Metadata-Version: 2.4
Name: ebal
Version: 1.0.0
Summary: Entropy Balancing for Causal Inference - Binary and Continuous Treatment
Author: Eddie Yang
License: MIT
Project-URL: Homepage, https://github.com/EddieYang211/ebal-py
Project-URL: Repository, https://github.com/EddieYang211/ebal-py.git
Project-URL: Issues, https://github.com/EddieYang211/ebal-py/issues
Keywords: entropy balancing,causal inference,propensity score,treatment effect,ATT,ATE,ATC,observational studies
Classifier: Development Status :: 4 - Beta
Classifier: Intended Audience :: Science/Research
Classifier: License :: OSI Approved :: MIT License
Classifier: Operating System :: OS Independent
Classifier: Programming Language :: Python :: 3
Classifier: Programming Language :: Python :: 3.8
Classifier: Programming Language :: Python :: 3.9
Classifier: Programming Language :: Python :: 3.10
Classifier: Programming Language :: Python :: 3.11
Classifier: Programming Language :: Python :: 3.12
Classifier: Topic :: Scientific/Engineering :: Mathematics
Requires-Python: >=3.8
Description-Content-Type: text/markdown
License-File: LICENSE
Requires-Dist: numpy>=1.20.0
Requires-Dist: scipy>=1.6.0
Requires-Dist: scikit-learn>=0.24.0
Requires-Dist: statsmodels>=0.12.0
Requires-Dist: pandas>=1.2.0
Provides-Extra: dev
Requires-Dist: pytest>=7.0.0; extra == "dev"
Dynamic: license-file

# Entropy Balancing for Binary and Continuous Treatment

Python implementation of Entropy Balancing for binary and continuous treatment

> Author: Eddie Yang

ebal for binary treatment is based on Hainmueller ([2012](https://web.stanford.edu/~jhain/Paper/PA2012.pdf)) and ebal for continuous treatment is based on Tübbicke ([2020](https://arxiv.org/abs/2001.06281)) and Vegetabile et al. ([2021](https://arxiv.org/pdf/2003.02938.pdf)).

## Installation

```bash
# From PyPI
pip install ebal

# From GitHub
pip install git+https://github.com/EddieYang211/ebal-py.git

# For development
git clone https://github.com/EddieYang211/ebal-py.git
cd ebal
pip install -e .
```

## Examples

```python
# Binary
import pandas as pd
from ebal import ebal_bin

df = pd.read_csv('~/data.csv')

treatment="treat"
tmp_df = df[df[treatment].isin([0, 1])]
tmp_df = tmp_df.sort_values(by=[treatment])
tmp_df = tmp_df.reset_index(drop=True)

Y = tmp_df.Y.values
X = tmp_df.loc[:,0:10]                         #features
T = tmp_df[treatment].values                   #treatment
e = ebal_bin()
out = e.ebalance(T, X, Y)

# print ebal-weighted regression result
out['wls'].summary()

# check post-weighting balance between treatment and control groups
e.check_balance(X, T, out['w'])
```

```python
# Continuous
import pandas as pd
from ebal import ebal_con

df = pd.read_csv('~/data_cont.csv')

Y = df.Y.values
X = df.iloc[:,4:]                         #features
T = df.T.values                           #treatment

e = ebal_con()
out = e.ebalance(T, X)

# check post-weighting Pearson correlation
e.check_balance(X, T, out['w'])
```

## Documentation

For detailed documentation in Chinese:
- [Binary Treatment Documentation](docs/README_binary.md)
- [Continuous Treatment Documentation](docs/README_continuous.md)

## Reference
* Hainmueller, J. (2012).

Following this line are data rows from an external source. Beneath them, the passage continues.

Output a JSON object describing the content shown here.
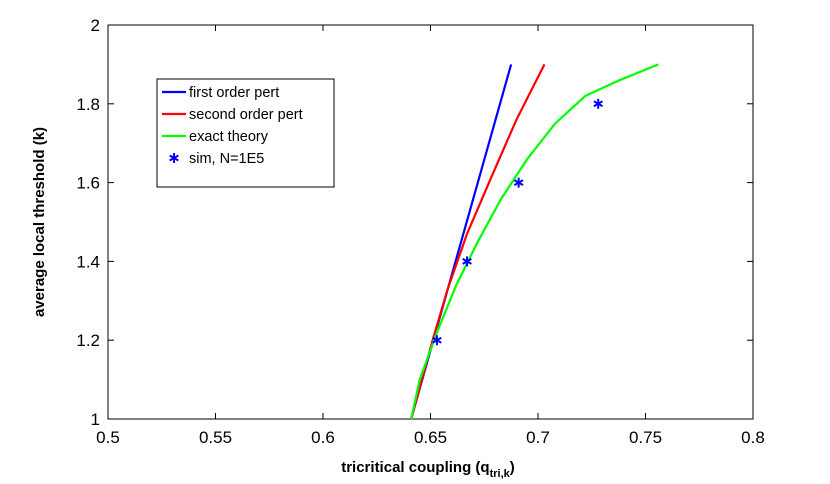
{
  "chart_data": {
    "type": "line",
    "title": "",
    "xlabel": "tricritical coupling (q",
    "xlabel_sub": "tri,k",
    "xlabel_close": ")",
    "ylabel": "average local threshold (k)",
    "xlim": [
      0.5,
      0.8
    ],
    "ylim": [
      1,
      2
    ],
    "xticks": [
      0.5,
      0.55,
      0.6,
      0.65,
      0.7,
      0.75,
      0.8
    ],
    "xtick_labels": [
      "0.5",
      "0.55",
      "0.6",
      "0.65",
      "0.7",
      "0.75",
      "0.8"
    ],
    "yticks": [
      1,
      1.2,
      1.4,
      1.6,
      1.8,
      2
    ],
    "ytick_labels": [
      "1",
      "1.2",
      "1.4",
      "1.6",
      "1.8",
      "2"
    ],
    "grid": false,
    "legend_position": "top-left",
    "series": [
      {
        "name": "first order pert",
        "color": "#0000ff",
        "style": "line",
        "x": [
          0.641,
          0.6875
        ],
        "y": [
          1.0,
          1.9
        ]
      },
      {
        "name": "second order pert",
        "color": "#ff0000",
        "style": "line",
        "x": [
          0.641,
          0.645,
          0.651,
          0.658,
          0.667,
          0.678,
          0.69,
          0.703
        ],
        "y": [
          1.0,
          1.08,
          1.2,
          1.33,
          1.47,
          1.61,
          1.76,
          1.9
        ]
      },
      {
        "name": "exact theory",
        "color": "#00ff00",
        "style": "line",
        "x": [
          0.641,
          0.645,
          0.653,
          0.662,
          0.672,
          0.683,
          0.695,
          0.708,
          0.722,
          0.738,
          0.756
        ],
        "y": [
          1.0,
          1.1,
          1.22,
          1.34,
          1.45,
          1.56,
          1.66,
          1.75,
          1.82,
          1.86,
          1.9
        ]
      },
      {
        "name": "sim, N=1E5",
        "color": "#0000ff",
        "style": "marker-star",
        "x": [
          0.653,
          0.667,
          0.691,
          0.728
        ],
        "y": [
          1.2,
          1.4,
          1.6,
          1.8
        ]
      }
    ]
  }
}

Entropy balancing for causal effects: A multivariate reweighting method to produce balanced samples in observational studies. Political analysis, 20(1), 25-46.
* Vegetabile, B. G., Griffin, B. A., Coffman, D. L., Cefalu, M., Robbins, M. W., & McCaffrey, D. F. (2021). Nonparametric estimation of population average dose-response curves using entropy balancing weights for continuous exposures. Health Services and Outcomes Research Methodology, 21(1), 69-110.
* Tübbicke, S. (2020). Entropy balancing for continuous treatments. arXiv preprint arXiv:2001.06281.
* R Package 'ebal': https://github.com/cran/ebal

## License

MIT License - see [LICENSE](LICENSE) for details.